Or so it seemed.
Bear with me now. I'm hearkening back to the increasingly turbulent mid-1960s. I'm still a teenager, and Ali — who had just changed his name from Cassius Clay —was becoming something none of us had ever seen before. Especially in boxing.
I was never a fan of boxing. Watching two men pummel each other is not my idea of fun. The Sweet Science? Really? Boxing is not something I wanted to do in my free time after school, like play stickball or toss a football around. I wasn't into throwing right hooks at the heads of my friends.
And yet, when ABC's The Wide World of Sports aired a boxing match with Ali, I didn't want to miss it.
Part of that was because of the relationship between Ali and Cosell, which at first glance almost always appeared confrontational. I'm not so sure it wasn't intentional, and well thought out — if not actually choreographed — in advance.
What really caught my attention came in 1967. I was 16 years old and the war in Vietnam was getting closer and closer to my doorstep. It seemed like a war that would never go away, and I was getting old enough to fight in it.
Then Ali, at the height of his prowess as an undefeated heavyweight champion, refused induction after being drafted into the U.S. Army, citing conscientious objector status based on the foundation of his Muslim beliefs.
This was different. An athlete making a stand. A serious stand. He was convicted of draft evasion, and while he never served jail time as his conviction was being appealed, he was stripped of his title and had his boxing license revoked.

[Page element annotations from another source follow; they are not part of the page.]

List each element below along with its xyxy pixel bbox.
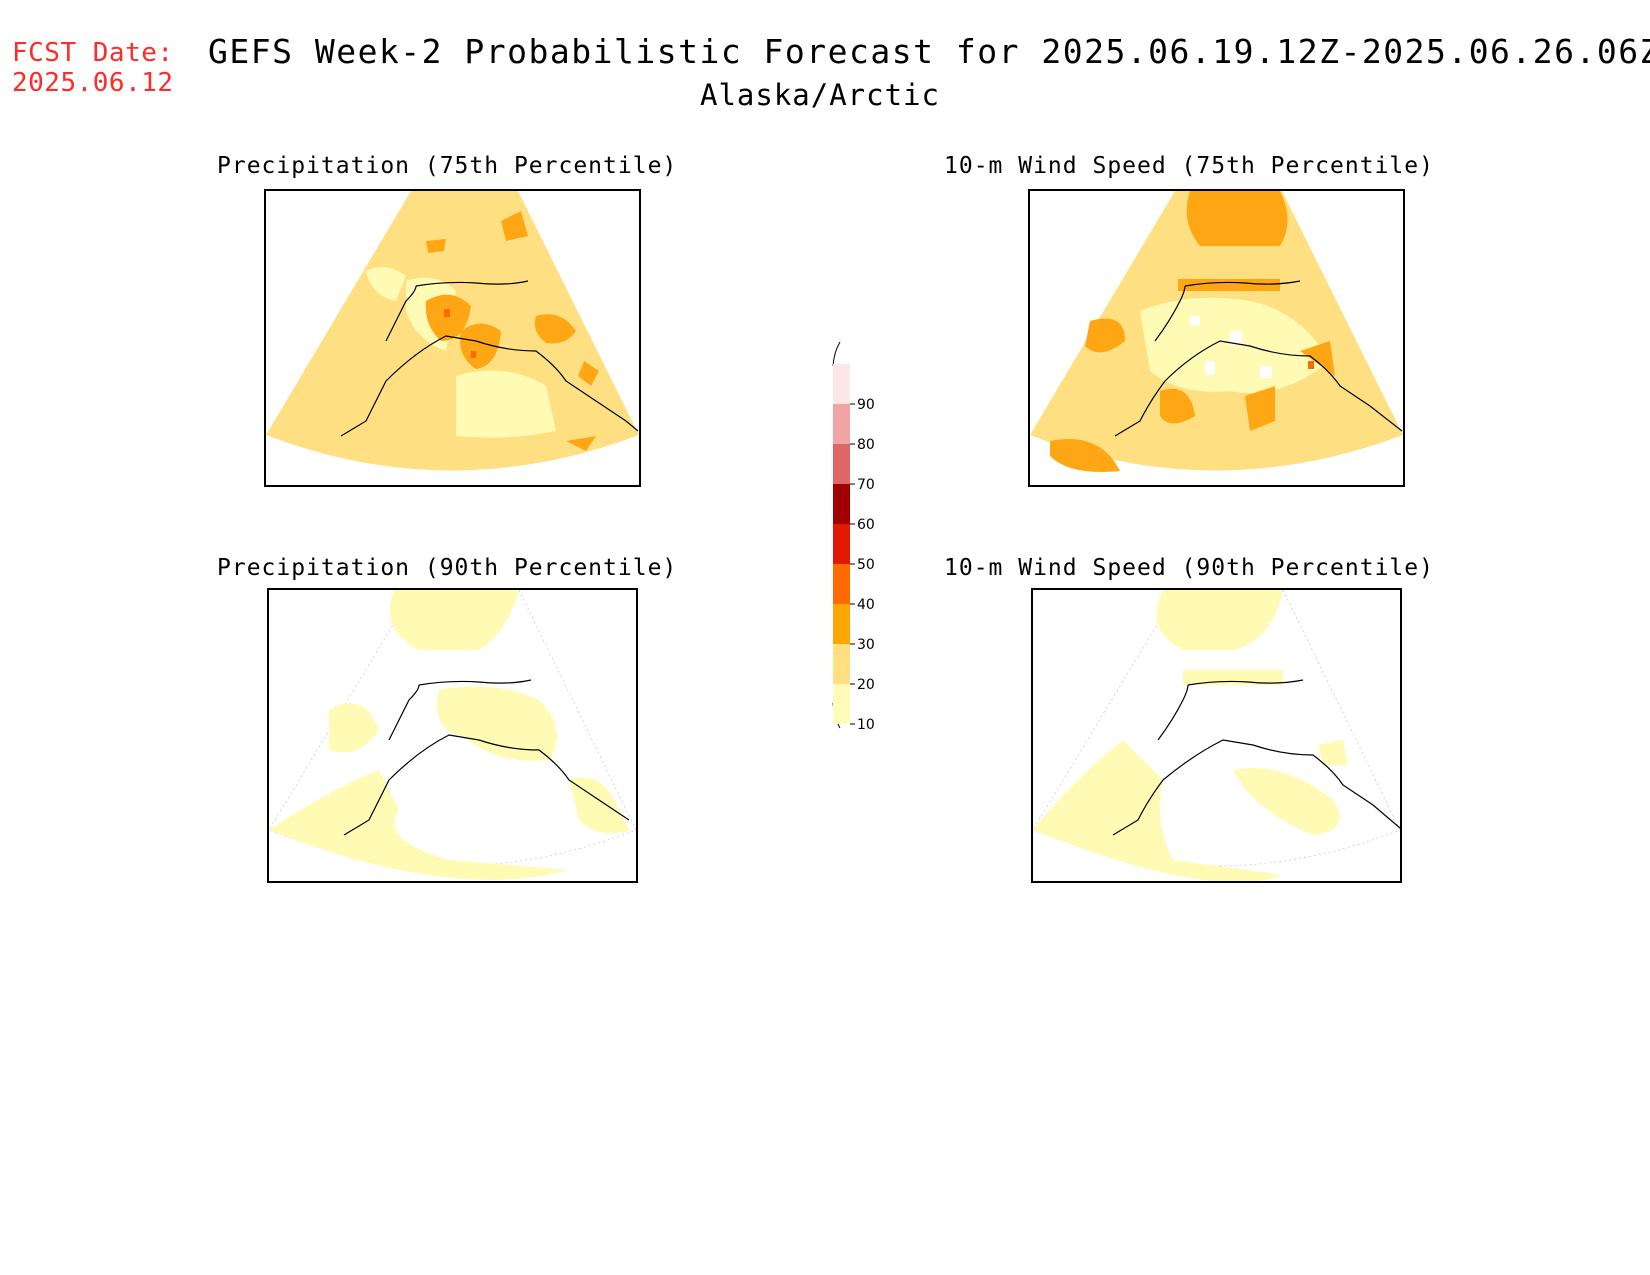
prob-area-light [456, 370, 556, 438]
prob-area-orange [426, 239, 446, 253]
prob-area-light [1318, 740, 1348, 765]
colorbar-label-30: 30 [857, 637, 875, 653]
prob-area-orange [460, 323, 501, 369]
coastline [1114, 280, 1403, 437]
prob-area-orange [1186, 191, 1288, 246]
colorbar-band-60_70 [833, 484, 850, 524]
prob-area-orange [578, 361, 599, 386]
colorbar-band-50_60 [833, 524, 850, 564]
prob-area-light [366, 267, 406, 301]
prob-area-orange [425, 294, 471, 341]
prob-area-light [329, 703, 379, 753]
prob-area-orange [1050, 439, 1120, 472]
prob-area-light [569, 777, 629, 834]
colorbar-band-40_50 [833, 564, 850, 604]
prob-area-orange [501, 211, 528, 241]
prob-area-orange [1245, 386, 1275, 431]
prob-area-light [1033, 740, 1283, 881]
region-subtitle: Alaska/Arctic [700, 78, 940, 112]
colorbar-label-50: 50 [857, 557, 875, 573]
colorbar-label-80: 80 [857, 437, 875, 453]
fcst-date-value: 2025.06.12 [12, 68, 174, 98]
coastline [343, 679, 630, 836]
colorbar-band-20_30 [833, 644, 850, 684]
prob-area-white [1190, 316, 1272, 378]
prob-area-dark [471, 351, 476, 358]
prob-area-orange [1160, 388, 1195, 424]
colorbar-band-30_40 [833, 604, 850, 644]
colorbar-band-80_90 [833, 404, 850, 444]
prob-area-light [269, 770, 569, 880]
prob-area-orange [1300, 341, 1335, 376]
map-panel-wind-75 [1028, 189, 1405, 487]
prob-area-light [437, 686, 557, 761]
prob-area-orange [1178, 279, 1280, 291]
prob-area-dark [444, 309, 450, 317]
coastline [1112, 679, 1400, 836]
coastline [340, 280, 639, 437]
prob-area-light [389, 590, 519, 650]
panel-title-precip-90: Precipitation (90th Percentile) [217, 555, 678, 581]
prob-area-light [1140, 297, 1330, 393]
colorbar-band-90_100 [833, 364, 850, 404]
map-panel-precip-75 [264, 189, 641, 487]
prob-area-light [1233, 768, 1340, 835]
map-panel-wind-90 [1031, 588, 1402, 883]
prob-area-orange [1085, 318, 1125, 353]
prob-area-dark [1308, 361, 1314, 369]
colorbar-band-70_80 [833, 444, 850, 484]
colorbar-label-60: 60 [857, 517, 875, 533]
colorbar: 90 80 70 60 50 40 30 20 10 [830, 336, 890, 746]
map-panel-precip-90 [267, 588, 638, 883]
prob-area-orange [534, 314, 576, 344]
colorbar-top-arc [832, 341, 841, 367]
panel-title-wind-75: 10-m Wind Speed (75th Percentile) [944, 153, 1434, 179]
colorbar-label-90: 90 [857, 397, 875, 413]
forecast-date-label: FCST Date: 2025.06.12 [12, 38, 174, 98]
fcst-date-caption: FCST Date: [12, 38, 174, 68]
colorbar-label-20: 20 [857, 677, 875, 693]
prob-area-orange [566, 436, 596, 451]
colorbar-label-40: 40 [857, 597, 875, 613]
colorbar-label-70: 70 [857, 477, 875, 493]
prob-area-light [1183, 670, 1283, 685]
colorbar-band-10_20 [833, 684, 850, 724]
panel-title-wind-90: 10-m Wind Speed (90th Percentile) [944, 555, 1434, 581]
panel-title-precip-75: Precipitation (75th Percentile) [217, 153, 678, 179]
colorbar-label-10: 10 [857, 717, 875, 733]
prob-area-light [1156, 590, 1283, 650]
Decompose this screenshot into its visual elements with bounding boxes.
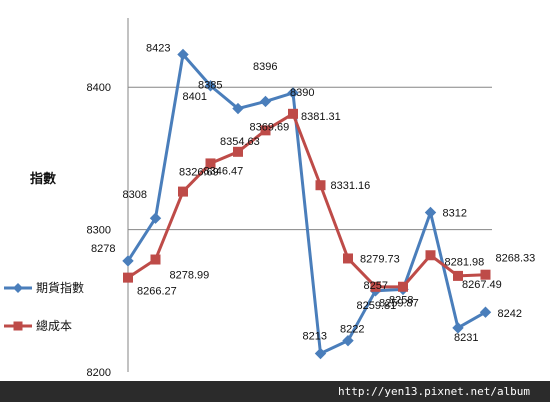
data-label: 8231	[454, 332, 478, 344]
point-marker	[233, 146, 243, 157]
point-marker	[232, 102, 244, 115]
series-group	[122, 48, 492, 360]
data-label: 8259.87	[379, 298, 419, 310]
data-label: 8346.47	[204, 165, 244, 177]
data-label: 8390	[290, 87, 314, 99]
point-marker	[480, 269, 491, 280]
data-label: 8222	[340, 324, 364, 336]
point-marker	[204, 80, 217, 92]
point-marker	[260, 125, 271, 136]
data-label: 8396	[253, 61, 277, 73]
series-line-1	[127, 112, 486, 289]
data-label: 8278.99	[170, 270, 210, 282]
point-marker	[452, 322, 464, 334]
point-marker	[342, 334, 354, 347]
data-label: 8331.16	[331, 180, 371, 192]
data-label: 8354.63	[220, 136, 260, 148]
data-label: 8279.73	[360, 253, 400, 265]
data-label: 8266.27	[137, 286, 177, 298]
data-label: 8257	[364, 280, 388, 292]
legend-marker	[13, 321, 23, 331]
watermark-text: http://yen13.pixnet.net/album	[338, 385, 530, 398]
y-axis-label: 指數	[30, 171, 56, 186]
legend-label: 期貨指數	[36, 280, 84, 295]
point-marker	[479, 306, 492, 318]
data-label: 8369.69	[250, 121, 290, 133]
point-marker	[287, 87, 299, 99]
point-marker	[259, 95, 272, 108]
point-marker	[150, 254, 161, 265]
y-tick-label: 8400	[87, 82, 111, 94]
legend-marker	[13, 283, 23, 293]
y-tick-label: 8200	[87, 367, 111, 379]
point-marker	[122, 255, 134, 267]
point-marker	[315, 180, 326, 191]
data-label: 8281.98	[445, 256, 485, 268]
point-marker	[343, 253, 353, 264]
series-line-0	[126, 52, 487, 355]
point-marker	[424, 206, 437, 219]
point-marker	[288, 108, 298, 119]
data-label: 8381.31	[301, 111, 341, 123]
point-marker	[398, 281, 408, 292]
data-label: 8401	[183, 91, 207, 103]
point-marker	[425, 250, 436, 261]
y-tick-labels: 8200 8300 8400	[87, 82, 111, 379]
data-label: 8213	[303, 330, 327, 342]
point-marker	[178, 186, 188, 197]
data-label: 8259.81	[357, 300, 397, 312]
point-marker	[370, 281, 381, 292]
data-label: 8308	[123, 189, 147, 201]
data-label: 8268.33	[496, 253, 536, 265]
data-label: 8278	[91, 243, 115, 255]
point-marker	[453, 270, 463, 281]
data-label: 8258	[389, 294, 413, 306]
data-label: 8326.69	[179, 167, 219, 179]
data-label: 8385	[198, 80, 222, 92]
data-label: 8312	[443, 208, 467, 220]
point-marker	[205, 158, 216, 169]
data-label: 8423	[146, 42, 170, 54]
data-label: 8242	[498, 308, 522, 320]
point-marker	[314, 347, 327, 360]
watermark-bar	[0, 381, 550, 402]
point-marker	[149, 212, 162, 224]
point-marker	[123, 272, 133, 283]
point-marker	[177, 48, 189, 61]
grid-lines	[128, 86, 492, 231]
legend-label: 總成本	[36, 318, 72, 333]
y-tick-label: 8300	[87, 225, 111, 237]
data-label: 8267.49	[462, 279, 502, 291]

We'll show him. How dare he.
Only he showed us. I kind of admired his stance, wondering what I was going to do if I was ever drafted. These days, I wonder if Ali didn't actually give impetus to the antiwar movement that was rising in the country. Civil rights legislation had just been passed. Kent State was still three years away. Crazy times, and Ali was the lightning rod in the thick of it.
Five years later, his conviction was reversed by unanimous Supreme Court decision (is that even possible now?) and Ali's social currency seemed to increase in value. He returned to boxing and gave us the Rumble in the Jungle and the Thrilla in Manilla.
Then came retirement. Then came Parkinson's. Then came inconic status.
He was many things to many people, mostly as an inspiration, but also as a focal point. I had other sports heroes: Mickey Mantle, Joe Namath and Bart Starr come to mind. But Ali was different, and somehow deeper.
And I think we're all the better for who he was and the times in which he lived.